". . . and having done all . . . stand firm." Eph. 6:13


Missouri Transgender Center Shuts Down over SAFE Act Liability Provision

September 26, 2023

The Washington University Transgender Center at St. Louis Children’s Hospital has stopped providing gender transition procedures for minors, it announced earlier this month, due to a provision in the Missouri SAFE Act which “creates unsustainable liability” for its operations. The law was passed earlier this year and became effective on August 28, 2023.

In June, an analysis by The College Fix found that 14 youth gender centers were likely to close this year as a result of state legislation protecting minors from gender transition procedures. This month, two transgender centers at children’s hospitals in Missouri confirmed that they have ceased operations specifically because of the state’s new SAFE Act.

The Missouri Save Adolescents from Experimentation (SAFE) Act of 2023 (SB 49) forbids a health care provider from “knowingly perform[ing] a gender transition surgery” or “knowingly prescribe[ing] or administer[ing] cross-sex hormones or puberty-blocking drugs for the purpose of a gender transition” to anyone under the age of 18. The provision protecting minors from gender transition hormones exempts anyone who began treatment before the law’s effective date and expires after four years. Any health care provider who violates these provisions would have their license revoked.

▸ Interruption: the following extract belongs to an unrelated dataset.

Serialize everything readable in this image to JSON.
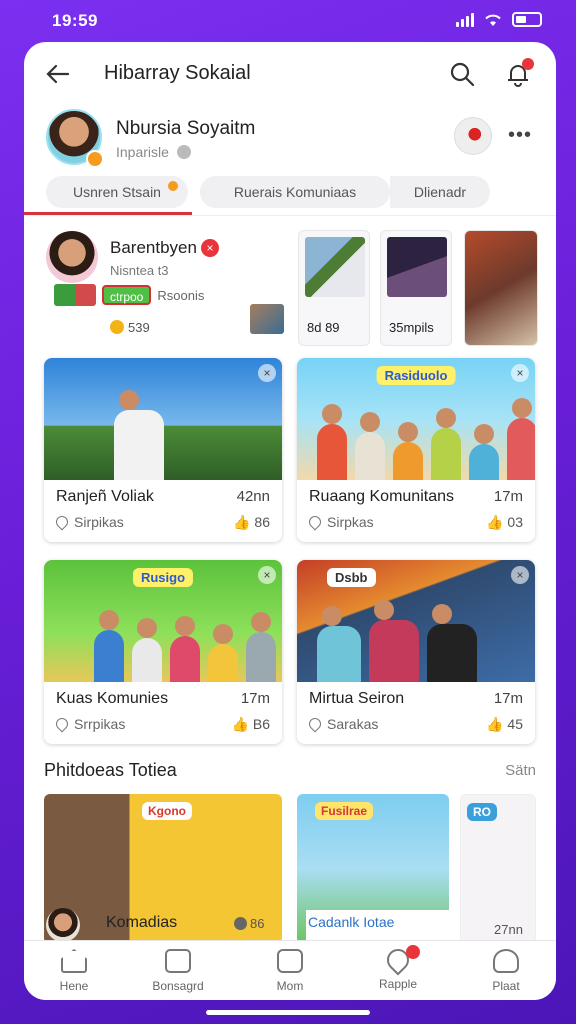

Missouri’s SAFE Act also makes prescribing or administering puberty blockers or cross-sex hormones for the purpose of gender transition “a cause of action against the health care provider.” The law offers infertility as an example of the types of harm that could be caused. A Daily Wire investigation this summer discovered that a transgender center at the University of Virginia Children’s Hospital listed “irreversible infertility” as a possible side effect of cross-sex hormones. Missouri minors harmed by these drugs can bring a malpractice suit until they reach the age of 36 or until 15 years after treatment for their injury has ceased.

In such a suit, the law places a heavy burden of proof on the health care provider, while the person harmed “shall be entitled to a rebuttable presumption that the individual was harmed … and that the harm was a direct result of the hormones or drugs prescribed or administered.” If a health care provider lost such an unfavorable suit, it would be required to pay a minimum of $500,000.

The Washington University Transgender Center shut down because of this provision, which it said “creates unsustainable liability.”

“If it was real medicine, that wouldn’t be an issue,” Family Research Council Senior Fellow for Biblical Worldview and Strategic Engagement Joseph Backholm told The Washington Stand. “Doctors have always faced liability for their work, and if they knew it was the right thing to do, they would continue doing it.”

In February of this year, a whistleblower described the practices at Washington University’s Transgender Center as “morally and medically appalling.” According to the whistleblower, who self-identifies as far-left and pro-trans, the center lacked formal protocols for treatment, placed children on drugs without proper review, and lied to government officials about referring minors for gender transition surgery. In 2021, the center encouraged a school to “affirm” a group of 5th grade girls who identified as transgender en masse.

The whistleblower’s explosive account led Missouri Attorney General Andrew Bailey (R) to launch an investigation of the center in February, which was still ongoing in late July. “If even one-tenth of the allegations are true, they’re abusing children,” said Bailey.

“And, in fact, parents were coerced into making these decisions,” Bailey added. One mother who took her 13-year-old son to the center said she “felt bullied” by clinic staff who bombarded her with suicide statistics. “I really felt like this is not a meeting for me to get answers to my questions and for everybody to have equal say.”

In March, Bailey filed an emergency regulation to restrict the transgender center’s access to minors, but he withdrew the rule in May after it was blocked by a judge.

Although Washington University’s transgender center has been among the most controversial, it is not the only one to close due to recent state laws. A transgender center at the University of Missouri Children’s Hospital also stopped providing gender transition procedures to minors on August 28, a spokesperson said. “Both blamed a section of the law that increased the liability for providers,” recorded the Associated Press.

Also according to the AP, “at least some providers” in North Dakota and “across the South” have stopped providing gender transition procedures to minors simply due to uncertainty about what the laws prohibit.

“The number of clinics stopping this ghoulish work once liability is firmly established illustrates their own lack of confidence in the long-term benefits for the kids and themselves,” continued Backholm. “Clinics do this because they get rich and because they win progressive brownie points for doing so, but this suggests they may be unable to defend the work they do today years from now.”

Joshua Arnold is a senior writer at The Washington Stand.